In a proof of “If $\det(A)\ne 0$, then an inverse of $A$ exists” in my textbook for a Linear Algebra course, there is a step that is unclear to me:
It states following known equivalence:
$A^{-1} = \frac{1}{\det(A)} \operatorname{adj}(A) \DeclareMathOperator{\cof}{Cof}$
And then the following equivalence is obtained from this fact:
$$ \begin{pmatrix} a & b & c \\ d & e & f \\ g & h & i \end{pmatrix} \begin{pmatrix} \cof(a) & \cof(d) & \cof(g) \\ \cof(b) & \cof(e) & \cof(h) \\ \cof(c) & \cof(f) & \cof(i) \end{pmatrix} = det(A)*I_3 $$
So the second factor in this last equation is $\operatorname{adj}(A)$, but I'm wondering how the matrix $A$ is equal to $\frac{1}{\det(A)}$
I don't know how the text you mention is written, but it looks like you are not following the flow of the argument.
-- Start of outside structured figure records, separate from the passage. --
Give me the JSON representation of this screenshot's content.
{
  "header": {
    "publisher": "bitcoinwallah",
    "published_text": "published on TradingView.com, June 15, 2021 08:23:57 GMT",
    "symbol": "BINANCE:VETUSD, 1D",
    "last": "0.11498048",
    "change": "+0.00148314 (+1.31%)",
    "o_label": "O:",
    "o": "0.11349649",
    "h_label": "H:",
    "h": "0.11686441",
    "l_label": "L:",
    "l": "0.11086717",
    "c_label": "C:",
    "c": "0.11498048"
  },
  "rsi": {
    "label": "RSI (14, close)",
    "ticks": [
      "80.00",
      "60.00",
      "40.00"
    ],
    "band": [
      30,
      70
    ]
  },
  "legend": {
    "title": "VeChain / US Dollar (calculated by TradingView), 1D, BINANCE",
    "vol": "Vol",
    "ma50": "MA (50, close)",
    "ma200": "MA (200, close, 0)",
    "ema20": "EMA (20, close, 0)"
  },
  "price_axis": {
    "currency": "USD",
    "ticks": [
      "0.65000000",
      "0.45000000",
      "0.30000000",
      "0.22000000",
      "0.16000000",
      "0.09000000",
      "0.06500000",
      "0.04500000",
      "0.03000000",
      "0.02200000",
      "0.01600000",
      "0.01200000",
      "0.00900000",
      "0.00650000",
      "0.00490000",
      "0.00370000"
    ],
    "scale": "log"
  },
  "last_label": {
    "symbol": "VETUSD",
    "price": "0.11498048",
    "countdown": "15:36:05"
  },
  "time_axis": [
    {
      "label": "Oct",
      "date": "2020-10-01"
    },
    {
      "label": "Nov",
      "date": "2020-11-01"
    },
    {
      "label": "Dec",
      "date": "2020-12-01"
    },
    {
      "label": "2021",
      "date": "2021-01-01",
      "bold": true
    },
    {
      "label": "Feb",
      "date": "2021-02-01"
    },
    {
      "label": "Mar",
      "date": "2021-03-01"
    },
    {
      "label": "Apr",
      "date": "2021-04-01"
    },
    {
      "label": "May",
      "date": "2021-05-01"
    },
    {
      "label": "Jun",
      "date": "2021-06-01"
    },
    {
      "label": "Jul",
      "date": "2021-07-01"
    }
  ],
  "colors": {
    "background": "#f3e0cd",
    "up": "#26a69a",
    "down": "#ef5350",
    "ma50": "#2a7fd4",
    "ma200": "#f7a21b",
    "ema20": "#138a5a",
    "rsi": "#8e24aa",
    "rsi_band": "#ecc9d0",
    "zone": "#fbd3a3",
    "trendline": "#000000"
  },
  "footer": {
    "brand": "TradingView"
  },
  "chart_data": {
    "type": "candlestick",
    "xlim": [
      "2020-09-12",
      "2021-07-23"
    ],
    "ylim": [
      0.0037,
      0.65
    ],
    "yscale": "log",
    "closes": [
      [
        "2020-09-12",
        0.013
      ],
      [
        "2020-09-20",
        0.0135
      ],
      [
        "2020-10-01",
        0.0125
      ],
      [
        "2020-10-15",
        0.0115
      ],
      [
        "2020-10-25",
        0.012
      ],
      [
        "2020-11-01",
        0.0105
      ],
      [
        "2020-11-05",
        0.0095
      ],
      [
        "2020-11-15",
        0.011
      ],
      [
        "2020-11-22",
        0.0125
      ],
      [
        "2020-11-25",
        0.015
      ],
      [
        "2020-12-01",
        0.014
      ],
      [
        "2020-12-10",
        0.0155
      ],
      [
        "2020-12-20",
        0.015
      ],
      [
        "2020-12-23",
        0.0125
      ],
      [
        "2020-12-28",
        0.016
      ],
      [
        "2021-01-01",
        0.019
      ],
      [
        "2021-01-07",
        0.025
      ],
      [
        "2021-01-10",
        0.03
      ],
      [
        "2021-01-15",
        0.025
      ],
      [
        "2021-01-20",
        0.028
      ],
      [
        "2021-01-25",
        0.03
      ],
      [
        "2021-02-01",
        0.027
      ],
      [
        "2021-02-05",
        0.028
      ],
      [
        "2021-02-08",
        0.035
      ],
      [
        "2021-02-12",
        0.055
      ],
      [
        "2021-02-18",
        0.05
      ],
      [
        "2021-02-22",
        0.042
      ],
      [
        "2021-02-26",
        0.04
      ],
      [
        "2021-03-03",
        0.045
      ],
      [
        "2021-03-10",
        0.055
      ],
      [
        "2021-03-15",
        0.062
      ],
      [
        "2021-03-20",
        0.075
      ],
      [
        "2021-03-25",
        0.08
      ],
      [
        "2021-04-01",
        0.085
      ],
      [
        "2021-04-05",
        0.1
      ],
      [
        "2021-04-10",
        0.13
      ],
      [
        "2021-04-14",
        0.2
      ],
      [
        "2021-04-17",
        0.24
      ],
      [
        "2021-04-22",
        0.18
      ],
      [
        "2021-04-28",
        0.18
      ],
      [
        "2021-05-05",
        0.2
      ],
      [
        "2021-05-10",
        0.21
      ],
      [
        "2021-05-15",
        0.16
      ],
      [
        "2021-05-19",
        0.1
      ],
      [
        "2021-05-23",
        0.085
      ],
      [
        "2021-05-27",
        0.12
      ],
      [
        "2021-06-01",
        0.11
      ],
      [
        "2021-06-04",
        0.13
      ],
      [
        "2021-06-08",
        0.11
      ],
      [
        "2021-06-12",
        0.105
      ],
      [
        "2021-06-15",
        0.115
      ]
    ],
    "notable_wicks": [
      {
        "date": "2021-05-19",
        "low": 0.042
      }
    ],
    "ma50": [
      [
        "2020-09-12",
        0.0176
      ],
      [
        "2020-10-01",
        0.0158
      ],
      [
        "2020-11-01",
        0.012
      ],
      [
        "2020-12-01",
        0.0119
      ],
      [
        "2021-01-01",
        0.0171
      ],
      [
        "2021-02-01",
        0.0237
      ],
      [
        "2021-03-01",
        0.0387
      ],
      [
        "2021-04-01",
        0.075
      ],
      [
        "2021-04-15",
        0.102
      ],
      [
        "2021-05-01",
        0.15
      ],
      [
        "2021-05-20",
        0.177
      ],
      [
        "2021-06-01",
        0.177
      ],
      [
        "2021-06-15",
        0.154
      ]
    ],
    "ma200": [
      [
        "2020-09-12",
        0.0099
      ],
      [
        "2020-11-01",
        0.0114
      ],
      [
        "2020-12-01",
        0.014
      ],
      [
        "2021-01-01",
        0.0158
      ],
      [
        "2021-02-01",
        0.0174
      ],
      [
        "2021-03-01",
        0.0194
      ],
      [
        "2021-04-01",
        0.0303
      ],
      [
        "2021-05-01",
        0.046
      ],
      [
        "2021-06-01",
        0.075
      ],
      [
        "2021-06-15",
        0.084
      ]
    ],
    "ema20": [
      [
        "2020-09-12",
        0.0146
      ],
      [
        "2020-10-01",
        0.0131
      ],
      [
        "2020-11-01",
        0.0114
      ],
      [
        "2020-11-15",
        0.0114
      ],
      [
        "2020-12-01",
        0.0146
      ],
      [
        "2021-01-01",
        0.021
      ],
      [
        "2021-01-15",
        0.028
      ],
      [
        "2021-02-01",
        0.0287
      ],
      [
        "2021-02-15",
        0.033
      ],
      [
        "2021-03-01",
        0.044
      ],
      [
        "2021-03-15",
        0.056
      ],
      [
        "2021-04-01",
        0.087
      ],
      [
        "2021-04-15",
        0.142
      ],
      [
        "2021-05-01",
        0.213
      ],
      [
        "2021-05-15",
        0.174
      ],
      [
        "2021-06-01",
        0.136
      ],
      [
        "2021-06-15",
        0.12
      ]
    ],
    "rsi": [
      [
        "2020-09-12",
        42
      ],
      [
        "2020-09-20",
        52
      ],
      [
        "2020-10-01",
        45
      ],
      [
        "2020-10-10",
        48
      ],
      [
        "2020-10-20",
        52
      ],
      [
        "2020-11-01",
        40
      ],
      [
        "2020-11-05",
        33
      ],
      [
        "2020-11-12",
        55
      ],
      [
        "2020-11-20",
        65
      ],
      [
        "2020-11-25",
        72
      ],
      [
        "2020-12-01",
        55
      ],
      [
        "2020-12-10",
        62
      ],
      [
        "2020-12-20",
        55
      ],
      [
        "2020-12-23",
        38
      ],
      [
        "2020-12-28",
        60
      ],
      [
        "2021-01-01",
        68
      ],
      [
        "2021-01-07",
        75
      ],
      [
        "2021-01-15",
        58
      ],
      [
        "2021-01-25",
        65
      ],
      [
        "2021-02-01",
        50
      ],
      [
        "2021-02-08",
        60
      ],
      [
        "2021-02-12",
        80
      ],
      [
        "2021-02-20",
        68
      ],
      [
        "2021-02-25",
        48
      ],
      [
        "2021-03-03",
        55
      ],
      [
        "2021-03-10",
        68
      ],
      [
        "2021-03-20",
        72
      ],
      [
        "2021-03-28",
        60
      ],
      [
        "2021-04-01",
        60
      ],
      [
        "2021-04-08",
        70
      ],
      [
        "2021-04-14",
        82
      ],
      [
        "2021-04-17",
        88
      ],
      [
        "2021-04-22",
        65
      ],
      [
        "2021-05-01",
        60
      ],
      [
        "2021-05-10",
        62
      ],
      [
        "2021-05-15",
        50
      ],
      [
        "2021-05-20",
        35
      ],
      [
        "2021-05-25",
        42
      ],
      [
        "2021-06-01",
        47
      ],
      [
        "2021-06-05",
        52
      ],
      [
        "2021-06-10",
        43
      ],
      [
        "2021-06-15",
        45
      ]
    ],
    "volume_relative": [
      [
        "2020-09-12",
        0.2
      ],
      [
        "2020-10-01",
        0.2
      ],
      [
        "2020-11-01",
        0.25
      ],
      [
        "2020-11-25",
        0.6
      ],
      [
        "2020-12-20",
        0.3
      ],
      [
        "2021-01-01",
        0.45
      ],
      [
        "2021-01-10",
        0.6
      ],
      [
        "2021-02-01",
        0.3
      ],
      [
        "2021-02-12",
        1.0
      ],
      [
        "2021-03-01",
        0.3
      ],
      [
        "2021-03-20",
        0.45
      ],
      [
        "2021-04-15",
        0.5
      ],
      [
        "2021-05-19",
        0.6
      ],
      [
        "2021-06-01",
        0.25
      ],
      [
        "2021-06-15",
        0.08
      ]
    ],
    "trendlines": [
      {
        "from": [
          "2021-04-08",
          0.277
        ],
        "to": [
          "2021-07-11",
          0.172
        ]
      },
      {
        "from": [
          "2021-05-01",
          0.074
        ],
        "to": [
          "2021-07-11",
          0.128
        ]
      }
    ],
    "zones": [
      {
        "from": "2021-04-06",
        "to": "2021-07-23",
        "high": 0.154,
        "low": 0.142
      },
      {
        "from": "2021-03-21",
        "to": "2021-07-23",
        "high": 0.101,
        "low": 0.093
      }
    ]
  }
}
The point is that the equality $$A\ \text {adj}(A)=\det (A)\,I_n $$ holds for any $n\times n $ matrix $A $. So if $\det (A)\neq0$ you can divide both sides of the equality by it, to get $$A\ \frac1 {\det (A)}\text {adj}(A)=I_n.$$ So now you have that the matrix $B=\frac1 {\det (A)}\text {adj}(A)$ has the property that $AB=I $, so it is an inverse for $A $ (you also need $BA=I$; this follows automatically from $AB=I $, but requires a short proof).
The equality you wrote is the case $n=3$, but it's not really different for other $n $.